In May 2014 Parks Canada launched an enthusiastic outreach education team, which included several summer students, in Winnipeg. From the Assiniboine Park Zoo to the Manitoba Children’s Museum to Festival du Voyageur—Parks Canada staff brought stories of national parks and national historic sites in Manitoba to eager urban audiences. The new Journey to Churchill exhibit at the Assiniboine Park Zoo proved to be the perfect setting for introducing people to Parks Canada’s role in monitoring polar bears and protecting their denning areas in Wapusk NP. Throughout July and August, over 13,000 visitors learned about this fascinating park through fun activities such as the “Wapusk Polar Bear Quiz”. (How many of these visitors have now added Churchill to their vacation wish list?)

In November 2014 Parks Canada participated in the Science in Canada’s North event series at the Manitoba Children’s Museum in Winnipeg. Dr. Wanli Wu (Ecological Monitoring Specialist, Parks Canada) contributed his expertise to an interactive touch table about scientific research in Wapusk NP which included opportunities for families to learn more about polar bears, ringed seals, caribou and sea ice mapping. Visitors had fun trying on a polar bear tracking collar, sinking their fingers into plush caribou fur, watching wolves investigate field cameras at a remote research camp and observing an animated model of sea ice changes in Hudson Bay—to name just a few activities.

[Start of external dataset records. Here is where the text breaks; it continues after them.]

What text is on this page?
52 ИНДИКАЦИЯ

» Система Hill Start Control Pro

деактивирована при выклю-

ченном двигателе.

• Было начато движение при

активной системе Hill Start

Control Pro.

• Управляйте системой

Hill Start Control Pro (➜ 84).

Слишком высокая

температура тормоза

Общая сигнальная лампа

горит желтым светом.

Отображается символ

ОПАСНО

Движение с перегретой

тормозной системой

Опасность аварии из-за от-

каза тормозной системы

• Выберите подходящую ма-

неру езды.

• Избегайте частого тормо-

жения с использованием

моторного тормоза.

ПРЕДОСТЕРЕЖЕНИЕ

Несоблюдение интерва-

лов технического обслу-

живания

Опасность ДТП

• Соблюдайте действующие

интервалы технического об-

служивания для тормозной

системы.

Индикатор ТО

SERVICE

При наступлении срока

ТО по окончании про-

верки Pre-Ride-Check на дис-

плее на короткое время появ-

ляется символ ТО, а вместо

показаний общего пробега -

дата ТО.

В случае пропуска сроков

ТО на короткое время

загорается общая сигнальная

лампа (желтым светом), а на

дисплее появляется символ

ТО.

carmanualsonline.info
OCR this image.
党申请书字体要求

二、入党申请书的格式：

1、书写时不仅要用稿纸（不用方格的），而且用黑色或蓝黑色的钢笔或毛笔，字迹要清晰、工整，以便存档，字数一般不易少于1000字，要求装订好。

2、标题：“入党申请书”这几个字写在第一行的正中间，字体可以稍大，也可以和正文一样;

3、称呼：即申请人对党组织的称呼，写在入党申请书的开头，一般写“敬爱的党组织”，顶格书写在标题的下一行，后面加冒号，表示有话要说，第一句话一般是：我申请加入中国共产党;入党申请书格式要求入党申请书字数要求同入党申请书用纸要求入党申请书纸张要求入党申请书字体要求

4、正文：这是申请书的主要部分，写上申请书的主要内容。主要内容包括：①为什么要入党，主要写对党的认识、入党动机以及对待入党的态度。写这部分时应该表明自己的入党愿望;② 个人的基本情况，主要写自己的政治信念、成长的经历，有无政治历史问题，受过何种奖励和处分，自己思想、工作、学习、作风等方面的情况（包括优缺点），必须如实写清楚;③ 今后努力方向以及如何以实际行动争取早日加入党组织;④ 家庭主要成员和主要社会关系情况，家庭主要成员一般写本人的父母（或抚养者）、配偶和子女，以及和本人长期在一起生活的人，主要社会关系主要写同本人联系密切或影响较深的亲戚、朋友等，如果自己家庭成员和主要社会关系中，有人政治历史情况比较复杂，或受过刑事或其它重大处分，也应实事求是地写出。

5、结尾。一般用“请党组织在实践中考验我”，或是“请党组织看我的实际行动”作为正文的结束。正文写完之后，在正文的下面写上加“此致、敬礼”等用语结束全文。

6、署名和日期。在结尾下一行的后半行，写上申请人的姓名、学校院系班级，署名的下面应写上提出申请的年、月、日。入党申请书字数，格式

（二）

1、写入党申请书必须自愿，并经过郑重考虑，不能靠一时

Thousands of visitors were virtually transported to Wapusk NP in February 2015 at Festival du Voyageur—western Canada’s largest winter festival. Through GreenScreen® technology, participants posed “on the tundra,” and had the opportunity to learn about caribou and polar bears in the process. The fun electronic photos were e-mailed to festival-goers to be shared with friends and family.

Zoos, museums and festivals can act as urban gateways to national treasures like Wapusk NP. These attractions are proving to be wonderful places to reach Winnipeg audiences in the thousands and share the stories of the park.